Worst case, you could always write a script to dump from one cluster to the other. The Python client for example has a Reindex Helper, which will execute a scan/scroll and reindex into a new index (or new cluster). You could also write something similar in your language of choice. Not ideal, but it'd be an effective option.

Do yo have access to the 0.90 cluster with a transport client?

No, only via HTTP.

How can I check this?

@rysiek can you use the port 9300, or the port that has been configured for internal cluster transport protocol?

Yes, I seem to be able to connect to port 9300 on that server. I think I can safely assume, based on the history of that host, that ES has not been configured to use a different port for this.

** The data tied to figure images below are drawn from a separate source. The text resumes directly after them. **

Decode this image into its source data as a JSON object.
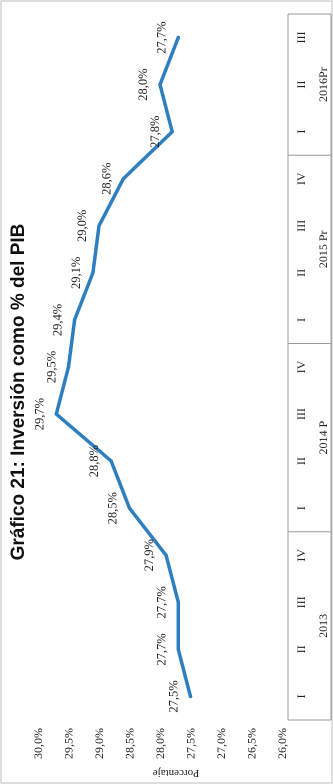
{
  "chart_data": {
    "type": "line",
    "title": "Gráfico 21: Inversión como % del PIB",
    "ylabel": "Porcentaje",
    "ylim": [
      26.0,
      30.0
    ],
    "y_ticks": [
      "26,0%",
      "26,5%",
      "27,0%",
      "27,5%",
      "28,0%",
      "28,5%",
      "29,0%",
      "29,5%",
      "30,0%"
    ],
    "years": [
      {
        "label": "2013",
        "quarters": [
          "I",
          "II",
          "III",
          "IV"
        ]
      },
      {
        "label": "2014 P",
        "quarters": [
          "I",
          "II",
          "III",
          "IV"
        ]
      },
      {
        "label": "2015 Pr",
        "quarters": [
          "I",
          "II",
          "III",
          "IV"
        ]
      },
      {
        "label": "2016Pr",
        "quarters": [
          "I",
          "II",
          "III"
        ]
      }
    ],
    "values": [
      27.5,
      27.7,
      27.7,
      27.9,
      28.5,
      28.8,
      29.7,
      29.5,
      29.4,
      29.1,
      29.0,
      28.6,
      27.8,
      28.0,
      27.7
    ],
    "data_labels": [
      "27,5%",
      "27,7%",
      "27,7%",
      "27,9%",
      "28,5%",
      "28,8%",
      "29,7%",
      "29,5%",
      "29,4%",
      "29,1%",
      "29,0%",
      "28,6%",
      "27,8%",
      "28,0%",
      "27,7%"
    ],
    "line_color": "#2e7fbf",
    "grid": false
  }
}
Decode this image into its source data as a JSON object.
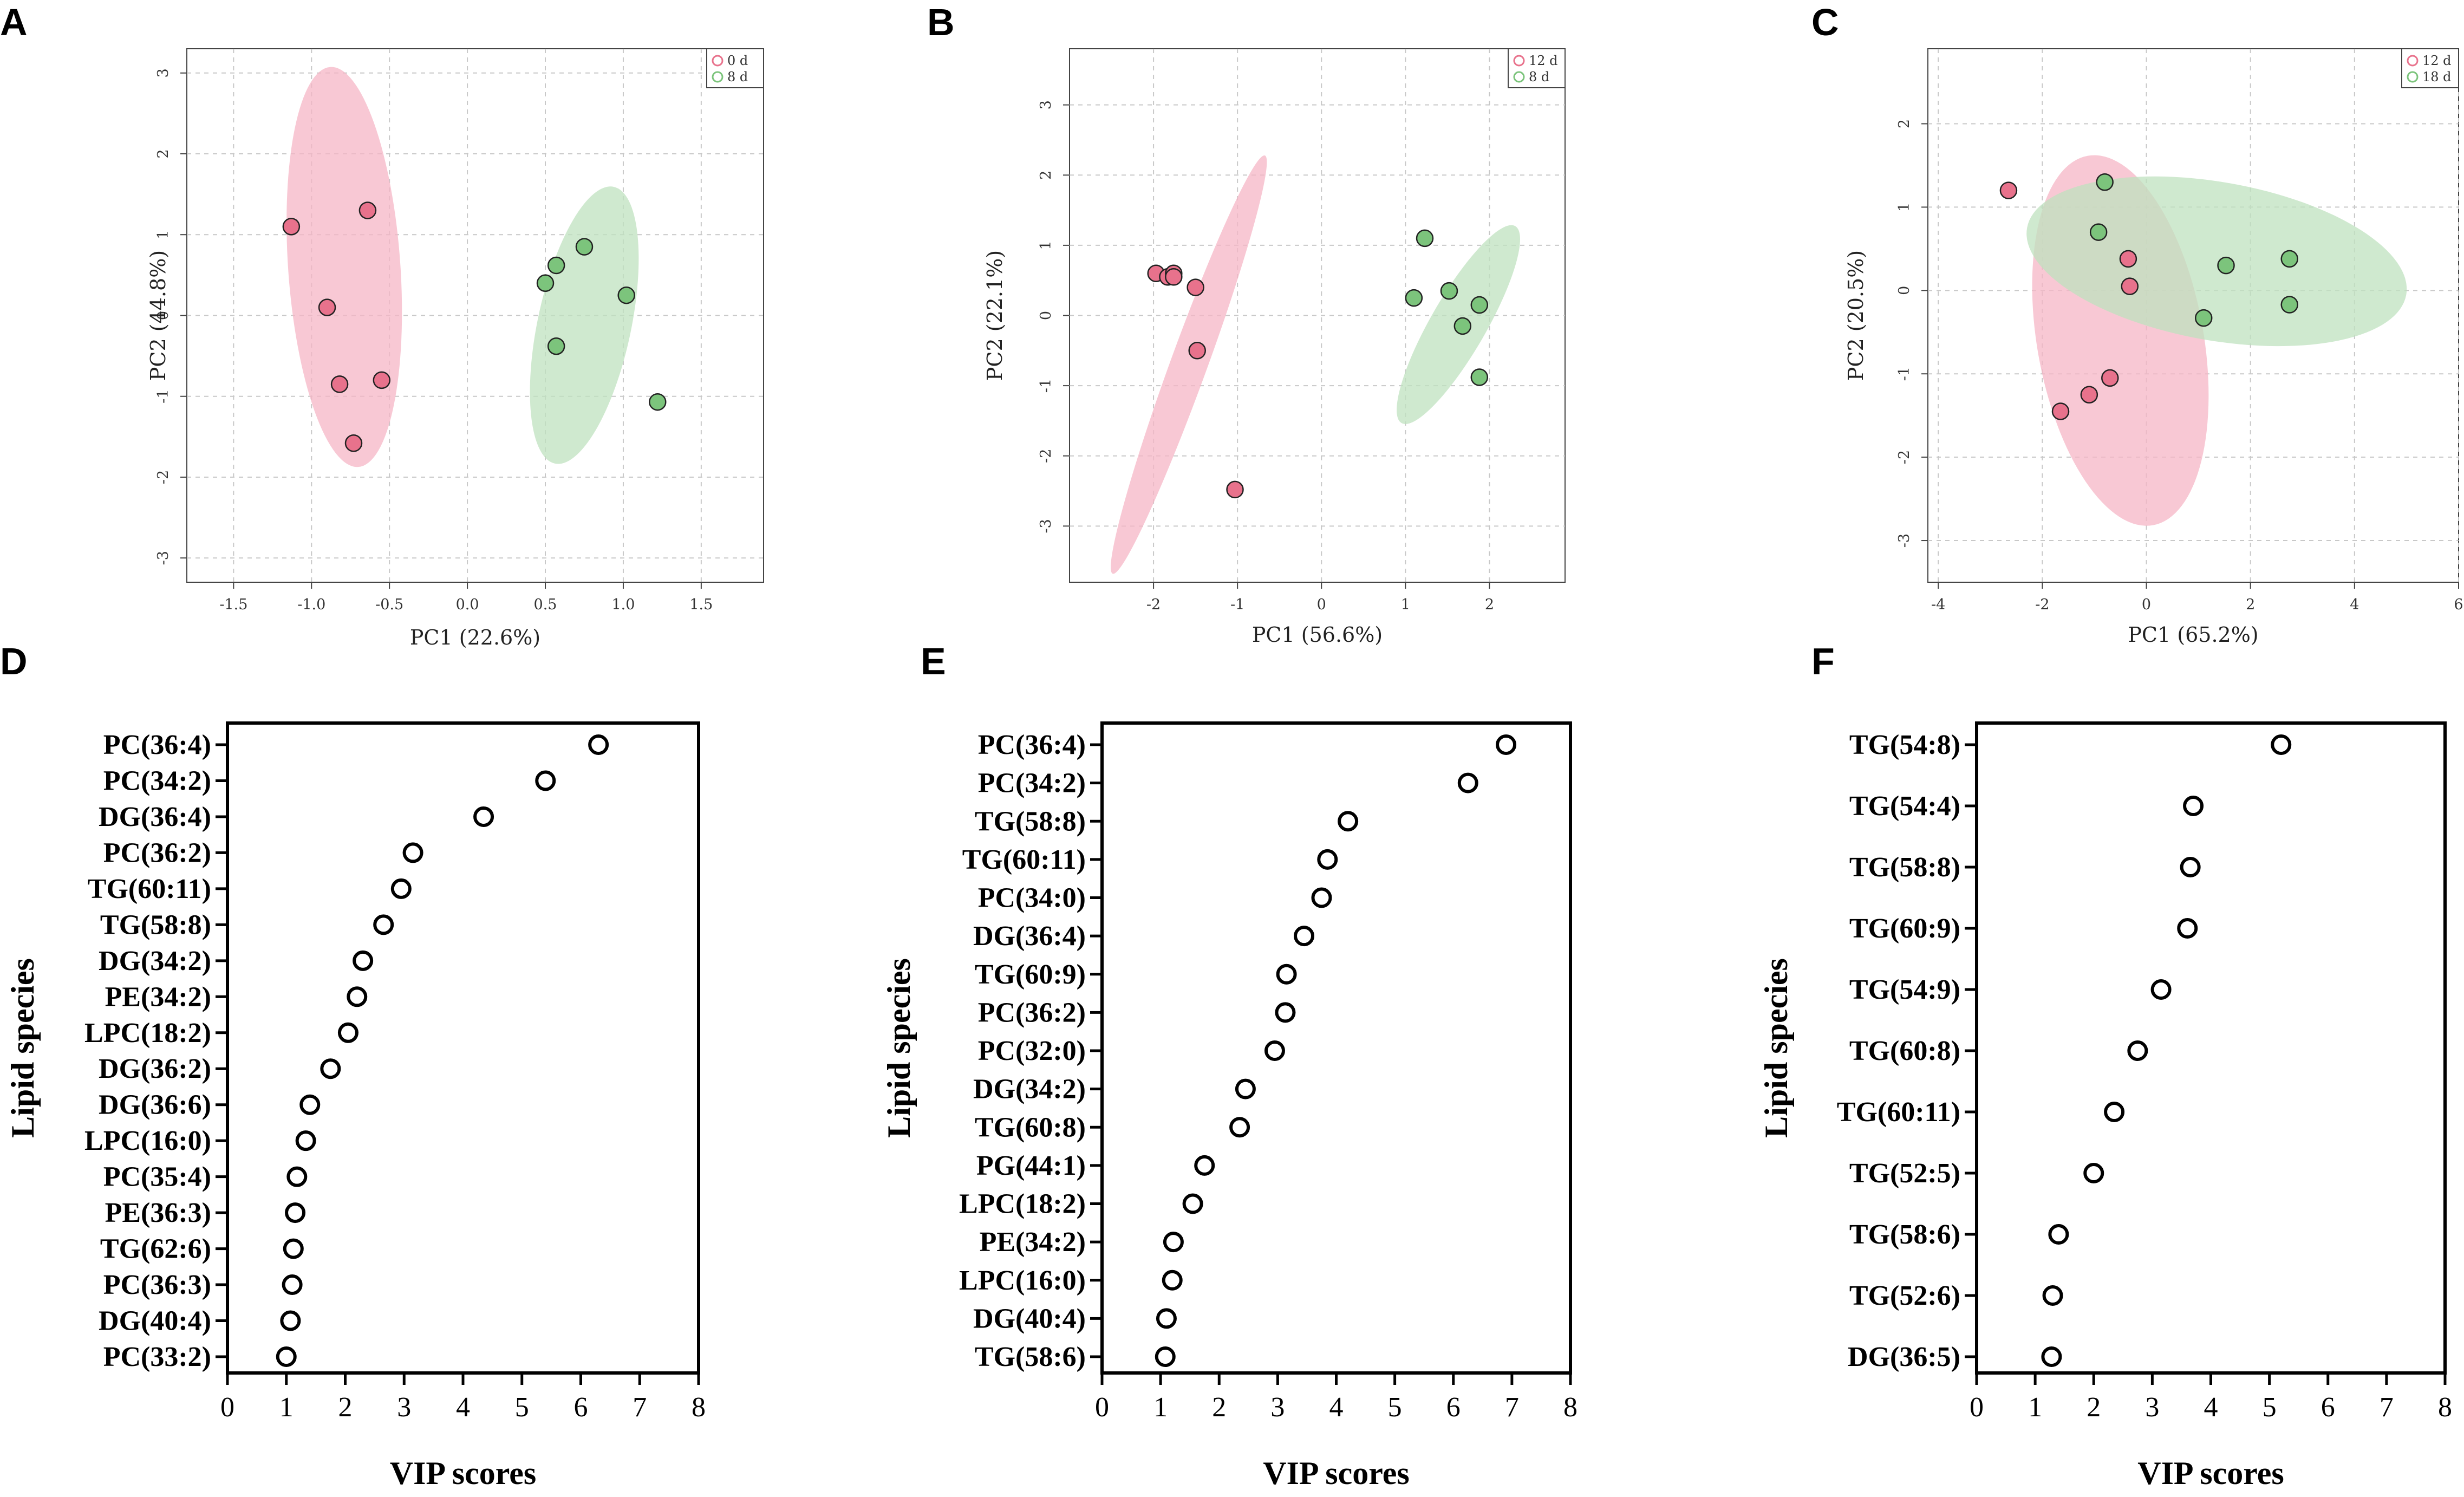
{
  "panel_letters": [
    "A",
    "B",
    "C",
    "D",
    "E",
    "F"
  ],
  "colors": {
    "group1": "#e8728c",
    "group2": "#7cc47c",
    "ellipse1": "#f6b6c6",
    "ellipse2": "#bfe2bf",
    "grid": "#c8c8c8"
  },
  "chart_data": [
    {
      "type": "scatter",
      "panel": "A",
      "xlabel": "PC1 (22.6%)",
      "ylabel": "PC2 (44.8%)",
      "xlim": [
        -1.8,
        1.9
      ],
      "ylim": [
        -3.3,
        3.3
      ],
      "xticks": [
        "-1.5",
        "-1.0",
        "-0.5",
        "0.0",
        "0.5",
        "1.0",
        "1.5"
      ],
      "xtickvals": [
        -1.5,
        -1.0,
        -0.5,
        0.0,
        0.5,
        1.0,
        1.5
      ],
      "yticks": [
        "-3",
        "-2",
        "-1",
        "0",
        "1",
        "2",
        "3"
      ],
      "ytickvals": [
        -3,
        -2,
        -1,
        0,
        1,
        2,
        3
      ],
      "legend": [
        "0 d",
        "8 d"
      ],
      "series": [
        {
          "name": "0 d",
          "points": [
            [
              -1.13,
              1.1
            ],
            [
              -0.64,
              1.3
            ],
            [
              -0.9,
              0.1
            ],
            [
              -0.82,
              -0.85
            ],
            [
              -0.55,
              -0.8
            ],
            [
              -0.73,
              -1.58
            ]
          ]
        },
        {
          "name": "8 d",
          "points": [
            [
              0.75,
              0.85
            ],
            [
              0.57,
              0.62
            ],
            [
              0.5,
              0.4
            ],
            [
              1.02,
              0.25
            ],
            [
              0.57,
              -0.38
            ],
            [
              1.22,
              -1.07
            ]
          ]
        }
      ],
      "ellipses": [
        {
          "cx": -0.79,
          "cy": 0.6,
          "rx": 0.36,
          "ry": 2.48,
          "rot": -4
        },
        {
          "cx": 0.75,
          "cy": -0.12,
          "rx": 0.3,
          "ry": 1.75,
          "rot": 12
        }
      ]
    },
    {
      "type": "scatter",
      "panel": "B",
      "xlabel": "PC1 (56.6%)",
      "ylabel": "PC2 (22.1%)",
      "xlim": [
        -3.0,
        2.9
      ],
      "ylim": [
        -3.8,
        3.8
      ],
      "xticks": [
        "-2",
        "-1",
        "0",
        "1",
        "2"
      ],
      "xtickvals": [
        -2,
        -1,
        0,
        1,
        2
      ],
      "yticks": [
        "-3",
        "-2",
        "-1",
        "0",
        "1",
        "2",
        "3"
      ],
      "ytickvals": [
        -3,
        -2,
        -1,
        0,
        1,
        2,
        3
      ],
      "legend": [
        "12 d",
        "8 d"
      ],
      "series": [
        {
          "name": "12 d",
          "points": [
            [
              -1.97,
              0.6
            ],
            [
              -1.83,
              0.55
            ],
            [
              -1.76,
              0.6
            ],
            [
              -1.76,
              0.55
            ],
            [
              -1.5,
              0.4
            ],
            [
              -1.48,
              -0.5
            ],
            [
              -1.03,
              -2.48
            ]
          ]
        },
        {
          "name": "8 d",
          "points": [
            [
              1.23,
              1.1
            ],
            [
              1.1,
              0.25
            ],
            [
              1.52,
              0.35
            ],
            [
              1.88,
              0.15
            ],
            [
              1.68,
              -0.15
            ],
            [
              1.88,
              -0.88
            ]
          ]
        }
      ],
      "ellipses": [
        {
          "cx": -1.58,
          "cy": -0.7,
          "rx": 0.22,
          "ry": 3.17,
          "rot": 20
        },
        {
          "cx": 1.63,
          "cy": -0.13,
          "rx": 0.33,
          "ry": 1.62,
          "rot": 30
        }
      ]
    },
    {
      "type": "scatter",
      "panel": "C",
      "xlabel": "PC1 (65.2%)",
      "ylabel": "PC2 (20.5%)",
      "xlim": [
        -4.2,
        6.0
      ],
      "ylim": [
        -3.5,
        2.9
      ],
      "xticks": [
        "-4",
        "-2",
        "0",
        "2",
        "4",
        "6"
      ],
      "xtickvals": [
        -4,
        -2,
        0,
        2,
        4,
        6
      ],
      "yticks": [
        "-3",
        "-2",
        "-1",
        "0",
        "1",
        "2"
      ],
      "ytickvals": [
        -3,
        -2,
        -1,
        0,
        1,
        2
      ],
      "legend": [
        "12 d",
        "18 d"
      ],
      "series": [
        {
          "name": "12 d",
          "points": [
            [
              -2.65,
              1.2
            ],
            [
              -0.35,
              0.38
            ],
            [
              -0.32,
              0.05
            ],
            [
              -0.7,
              -1.05
            ],
            [
              -1.1,
              -1.25
            ],
            [
              -1.65,
              -1.45
            ]
          ]
        },
        {
          "name": "18 d",
          "points": [
            [
              -0.8,
              1.3
            ],
            [
              -0.92,
              0.7
            ],
            [
              1.1,
              -0.33
            ],
            [
              1.53,
              0.3
            ],
            [
              2.75,
              0.38
            ],
            [
              2.75,
              -0.17
            ]
          ]
        }
      ],
      "ellipses": [
        {
          "cx": -0.5,
          "cy": -0.6,
          "rx": 1.6,
          "ry": 2.25,
          "rot": -10
        },
        {
          "cx": 1.35,
          "cy": 0.35,
          "rx": 3.7,
          "ry": 0.95,
          "rot": 10
        }
      ]
    },
    {
      "type": "scatter",
      "panel": "D",
      "xlabel": "VIP scores",
      "ylabel": "Lipid species",
      "xlim": [
        0,
        8
      ],
      "xticks": [
        "0",
        "1",
        "2",
        "3",
        "4",
        "5",
        "6",
        "7",
        "8"
      ],
      "labels": [
        "PC(36:4)",
        "PC(34:2)",
        "DG(36:4)",
        "PC(36:2)",
        "TG(60:11)",
        "TG(58:8)",
        "DG(34:2)",
        "PE(34:2)",
        "LPC(18:2)",
        "DG(36:2)",
        "DG(36:6)",
        "LPC(16:0)",
        "PC(35:4)",
        "PE(36:3)",
        "TG(62:6)",
        "PC(36:3)",
        "DG(40:4)",
        "PC(33:2)"
      ],
      "values": [
        6.3,
        5.4,
        4.35,
        3.15,
        2.95,
        2.65,
        2.3,
        2.2,
        2.05,
        1.75,
        1.4,
        1.33,
        1.18,
        1.15,
        1.12,
        1.1,
        1.07,
        1.0
      ]
    },
    {
      "type": "scatter",
      "panel": "E",
      "xlabel": "VIP scores",
      "ylabel": "Lipid species",
      "xlim": [
        0,
        8
      ],
      "xticks": [
        "0",
        "1",
        "2",
        "3",
        "4",
        "5",
        "6",
        "7",
        "8"
      ],
      "labels": [
        "PC(36:4)",
        "PC(34:2)",
        "TG(58:8)",
        "TG(60:11)",
        "PC(34:0)",
        "DG(36:4)",
        "TG(60:9)",
        "PC(36:2)",
        "PC(32:0)",
        "DG(34:2)",
        "TG(60:8)",
        "PG(44:1)",
        "LPC(18:2)",
        "PE(34:2)",
        "LPC(16:0)",
        "DG(40:4)",
        "TG(58:6)"
      ],
      "values": [
        6.9,
        6.25,
        4.2,
        3.85,
        3.75,
        3.45,
        3.15,
        3.13,
        2.95,
        2.45,
        2.35,
        1.75,
        1.55,
        1.22,
        1.2,
        1.1,
        1.08
      ]
    },
    {
      "type": "scatter",
      "panel": "F",
      "xlabel": "VIP scores",
      "ylabel": "Lipid species",
      "xlim": [
        0,
        8
      ],
      "xticks": [
        "0",
        "1",
        "2",
        "3",
        "4",
        "5",
        "6",
        "7",
        "8"
      ],
      "labels": [
        "TG(54:8)",
        "TG(54:4)",
        "TG(58:8)",
        "TG(60:9)",
        "TG(54:9)",
        "TG(60:8)",
        "TG(60:11)",
        "TG(52:5)",
        "TG(58:6)",
        "TG(52:6)",
        "DG(36:5)"
      ],
      "values": [
        5.2,
        3.7,
        3.65,
        3.6,
        3.15,
        2.75,
        2.35,
        2.0,
        1.4,
        1.3,
        1.28
      ]
    }
  ]
}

I have released 0.90.11.5 of my knapsack export/import plugin which is a transport client using scan/scroll query to fill compressed archives

http://xbib.org/repository/org/xbib/elasticsearch/plugin/elasticsearch-knapsack/0.90.11.5/

I hope it works with 0.90.3

If you are lucky, you can export your documents into a compressed archive file, and import it later with another knapsack version into a more recent ES version like 1.7

And how do I install said plugin if I do not have access to the source server?..

You just ramp up a new node with the plugin, this new node connects to port 9300. You said the port is open.

Okay, solved. What we did was:

  • ramp up a new 0.90.3 node that we control
  • cluster it with the source node
  • wait till we get all the data
  • un-cluster it
  • upgrade the new node to the version of ES we run in production
  • use elasticdump to shunt data between the new node and the production cluster.